Die Rede ist von der betagten Mini-Straßenbahn in der Jugendverkehrsschule an der Dessauer Straße im Stadtteil Hermges. Abertausende Mönchengladbacher bis zum Lebensalter von 70 Jahren dürften sich noch an das kindgerecht verkleinerte Gefährt erinnern. Denn die 1961 als Jugendverkehrsgarten eröffnete Anlage mit Ampeln, Verkehrsschildern und einem kleinen Straßennetz war Pflichtprogramm für alle Volksschulen mit dem sinnvollen Ziel, das heute noch gilt: Die Mädchen und Jungen sollen sich sicher im Stadtverkehr bewegen können und rechtzeitig dessen Gefahren kennenlernen. Dazu gehörte nahezu sieben Jahrzehnte im Gladbacher Stadtbild auch eine Straßenbahn. Also war es nur folgerichtig, dass neben den Tretautos und -rollern auch eine kleine Straßenbahnlinie durch das Außengelände der Schule führte.
Heute gehören einige Kettcars und rund 80 Fahrräder zum Fahrzeugpark. Gerade stattet Lehrerin Ulrike Kott die Klasse 4b der Katholischen Grundschule Untereicken mit passenden Rädern aus, unterstützt von Hausmeister Jörg Echtner. Die Kinder sind aufgeregt, können es kaum erwarten, dass es endlich hinaus auf den Übungsparcours geht. Diese Form der Verkehrserziehung ist eine jahrzehntelange Erfolgsgeschichte, hat sicherlich viele schwere Unfälle und wahrscheinlich sogar Tote verhindert. Stefan Huppertz, der ehrenamtliche Vorsitzende der Verkehrswacht, rechnet nach und kommt auf weit mehr als 200.000, vielleicht sogar fast 250.000 Schüler, die hier ein- oder mehrmals zu Besuch waren.
Seit August 2011 wird die Jugendverkehrsschule durch die Verkehrswacht betrieben, die das Gelände und das Gebäude von der Stadt als früherer Betreiberin gepachtet hat.
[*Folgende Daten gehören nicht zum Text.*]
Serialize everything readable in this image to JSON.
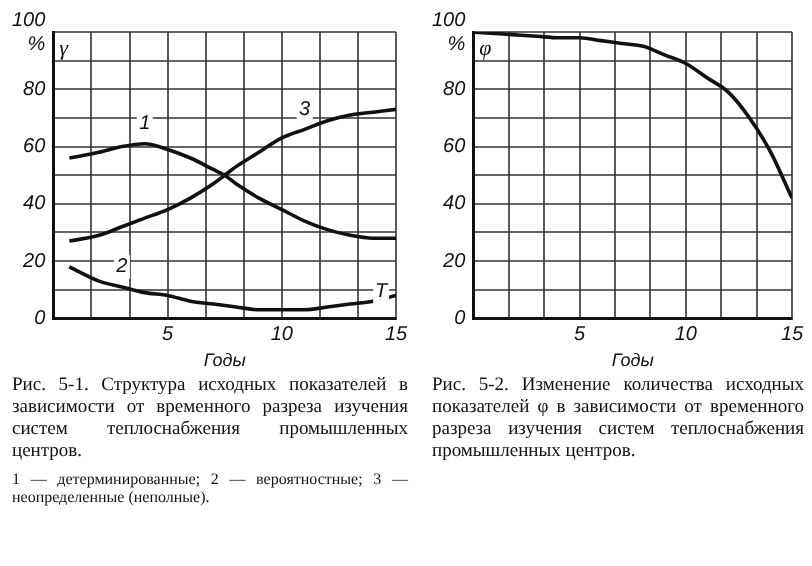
{
  "chart_data": [
    {
      "type": "line",
      "ylabel": "γ",
      "xlabel": "Годы",
      "xlim": [
        0,
        15
      ],
      "ylim": [
        0,
        100
      ],
      "xticks": [
        {
          "value": 0,
          "label": null
        },
        {
          "value": 1.667,
          "label": null
        },
        {
          "value": 3.333,
          "label": null
        },
        5,
        {
          "value": 6.667,
          "label": null
        },
        {
          "value": 8.333,
          "label": null
        },
        10,
        {
          "value": 11.667,
          "label": null
        },
        {
          "value": 13.333,
          "label": null
        },
        15
      ],
      "yticks": [
        0,
        {
          "value": 10,
          "label": null
        },
        20,
        {
          "value": 30,
          "label": null
        },
        40,
        {
          "value": 50,
          "label": null
        },
        60,
        {
          "value": 70,
          "label": null
        },
        80,
        {
          "value": 90,
          "label": null
        },
        {
          "value": 100,
          "label": "100\n%"
        }
      ],
      "grid": true,
      "legend": false,
      "marker": "none",
      "line_style": "solid",
      "series": [
        {
          "name": "1",
          "color": "#111111",
          "x": [
            0.7,
            2,
            3,
            4,
            5,
            6,
            7,
            7.5,
            8,
            9,
            10,
            11,
            12,
            13,
            14,
            15
          ],
          "values": [
            56,
            58,
            60,
            61,
            59,
            56,
            52,
            50,
            47,
            42,
            38,
            34,
            31,
            29,
            28,
            28
          ]
        },
        {
          "name": "2",
          "color": "#111111",
          "x": [
            0.7,
            2,
            3,
            4,
            5,
            6,
            7,
            8,
            9,
            10,
            11,
            12,
            13,
            14,
            15
          ],
          "values": [
            18,
            13,
            11,
            9,
            8,
            6,
            5,
            4,
            3,
            3,
            3,
            4,
            5,
            6,
            8
          ]
        },
        {
          "name": "3",
          "color": "#111111",
          "x": [
            0.7,
            2,
            3,
            4,
            5,
            6,
            7,
            7.5,
            8,
            9,
            10,
            11,
            12,
            13,
            14,
            15
          ],
          "values": [
            27,
            29,
            32,
            35,
            38,
            42,
            47,
            50,
            53,
            58,
            63,
            66,
            69,
            71,
            72,
            73
          ]
        }
      ],
      "annotations": [
        {
          "text": "Т",
          "x": 14,
          "y": 10
        },
        "Рис. 5-1. Структура исходных показателей в зависимости от временного разреза изучения систем теплоснабжения промышленных центров.",
        "1 — детерминированные; 2 — вероятностные; 3 — неопределенные (неполные)."
      ]
    },
    {
      "type": "line",
      "ylabel": "φ",
      "xlabel": "Годы",
      "xlim": [
        0,
        15
      ],
      "ylim": [
        0,
        100
      ],
      "xticks": [
        {
          "value": 0,
          "label": null
        },
        {
          "value": 1.667,
          "label": null
        },
        {
          "value": 3.333,
          "label": null
        },
        5,
        {
          "value": 6.667,
          "label": null
        },
        {
          "value": 8.333,
          "label": null
        },
        10,
        {
          "value": 11.667,
          "label": null
        },
        {
          "value": 13.333,
          "label": null
        },
        15
      ],
      "yticks": [
        0,
        {
          "value": 10,
          "label": null
        },
        20,
        {
          "value": 30,
          "label": null
        },
        40,
        {
          "value": 50,
          "label": null
        },
        60,
        {
          "value": 70,
          "label": null
        },
        80,
        {
          "value": 90,
          "label": null
        },
        {
          "value": 100,
          "label": "100\n%"
        }
      ],
      "grid": true,
      "legend": false,
      "marker": "none",
      "line_style": "solid",
      "series": [
        {
          "color": "#111111",
          "x": [
            0,
            1,
            2,
            3,
            4,
            5,
            6,
            7,
            8,
            9,
            10,
            11,
            12,
            13,
            14,
            15
          ],
          "values": [
            100,
            99.5,
            99,
            98.5,
            98,
            98,
            97,
            96,
            95,
            92,
            89,
            84,
            79,
            70,
            58,
            42
          ]
        }
      ],
      "annotations": [
        "Рис. 5-2. Изменение количества исходных показателей φ в зависимости от временного разреза изучения систем теплоснабжения промышленных центров."
      ]
    }
  ]
}
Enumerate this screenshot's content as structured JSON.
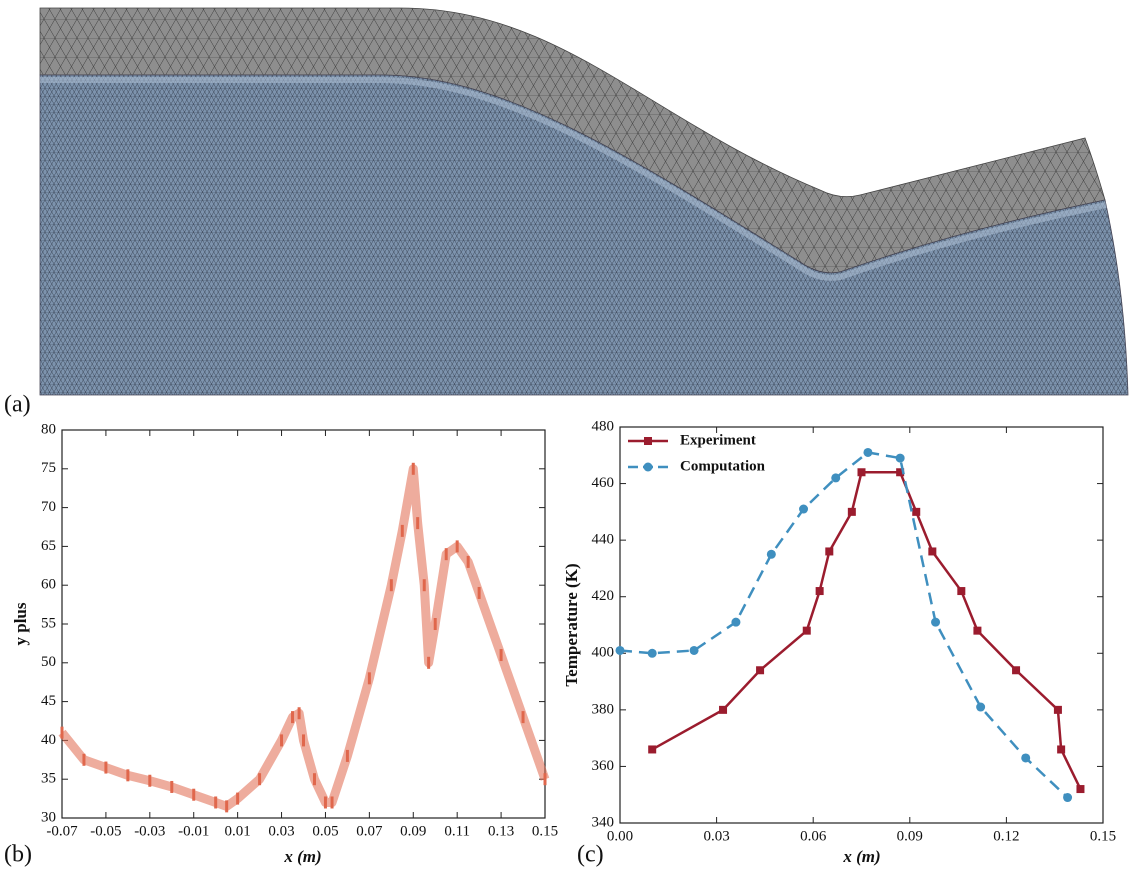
{
  "panel_a": {
    "label": "(a)"
  },
  "chart_data": [
    {
      "type": "scatter",
      "panel_label": "(b)",
      "x_label": "x (m)",
      "y_label": "y plus",
      "color": "#e0674c",
      "x": [
        -0.07,
        -0.06,
        -0.05,
        -0.04,
        -0.03,
        -0.02,
        -0.01,
        0.0,
        0.005,
        0.01,
        0.02,
        0.03,
        0.035,
        0.038,
        0.04,
        0.045,
        0.05,
        0.053,
        0.06,
        0.07,
        0.08,
        0.085,
        0.09,
        0.092,
        0.095,
        0.097,
        0.1,
        0.105,
        0.11,
        0.115,
        0.12,
        0.13,
        0.14,
        0.15
      ],
      "values": [
        41,
        37.5,
        36.5,
        35.5,
        34.8,
        34,
        33,
        32,
        31.5,
        32.5,
        35,
        40,
        43,
        43.5,
        40,
        35,
        32,
        32,
        38,
        48,
        60,
        67,
        75,
        68,
        60,
        50,
        55,
        64,
        65,
        63,
        59,
        51,
        43,
        35
      ],
      "xlim": [
        -0.07,
        0.15
      ],
      "xticks": [
        -0.07,
        -0.05,
        -0.03,
        -0.01,
        0.01,
        0.03,
        0.05,
        0.07,
        0.09,
        0.11,
        0.13,
        0.15
      ],
      "ylim": [
        30,
        80
      ],
      "yticks": [
        30,
        35,
        40,
        45,
        50,
        55,
        60,
        65,
        70,
        75,
        80
      ]
    },
    {
      "type": "line",
      "panel_label": "(c)",
      "x_label": "x (m)",
      "y_label": "Temperature (K)",
      "legend": "upper left",
      "series": [
        {
          "name": "Experiment",
          "color": "#9b1c2e",
          "marker": "square",
          "dash": false,
          "x": [
            0.01,
            0.032,
            0.0435,
            0.058,
            0.062,
            0.065,
            0.072,
            0.075,
            0.087,
            0.092,
            0.097,
            0.106,
            0.111,
            0.123,
            0.136,
            0.137,
            0.143
          ],
          "values": [
            366,
            380,
            394,
            408,
            422,
            436,
            450,
            464,
            464,
            450,
            436,
            422,
            408,
            394,
            380,
            366,
            352
          ]
        },
        {
          "name": "Computation",
          "color": "#3f8fbf",
          "marker": "circle",
          "dash": true,
          "x": [
            0.0,
            0.01,
            0.023,
            0.036,
            0.047,
            0.057,
            0.067,
            0.077,
            0.087,
            0.098,
            0.112,
            0.126,
            0.139
          ],
          "values": [
            401,
            400,
            401,
            411,
            435,
            451,
            462,
            471,
            469,
            411,
            381,
            363,
            349
          ]
        }
      ],
      "xlim": [
        0,
        0.15
      ],
      "xticks": [
        {
          "value": 0,
          "label": "0.00"
        },
        0.03,
        0.06,
        0.09,
        0.12,
        0.15
      ],
      "ylim": [
        340,
        480
      ],
      "yticks": [
        340,
        360,
        380,
        400,
        420,
        440,
        460,
        480
      ]
    }
  ]
}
Auch in diesem Jahr ist der Andrang riesig: 78 Klassen sind für das erste Schulhalbjahr bis Januar 2023 angemeldet. Inzwischen liegen nicht nur Anfragen für Viertklässler, sondern auch für den Jahrgang darunter vor. Und Huppertz und Echtner halten es für sinnvoller, wenn die Kinder nicht nur wie zurzeit üblich einmal, sondern zwei- oder dreimal kämen, um ihr wichtiges Wissen zu vertiefen.
Huppertz hat hier einst selbst als Schüler der Grundschule Pahlkestraße seine Runden gedreht, ebenso wie der kleine Jörg Echtner, der seinerzeit die Grundschule Pesch besuchte, und auch ich, in Eicken zur Schule gehend, dem damals die Rolle des Fußgängers zugewiesen wurde. Das war zwar eindeutig pädagogisch sinnvoller, aber für mich zutiefst enttäuschend: Wie langweilig! „Ich durfte mit der Straßenbahn fahren“, erinnert sich dagegen der 57-jährige Hausmeister – welch ein Glückspilz, hat die kleine Bahn doch neben dem Platz für den Fahrer nur weitere drei Sitzplätze.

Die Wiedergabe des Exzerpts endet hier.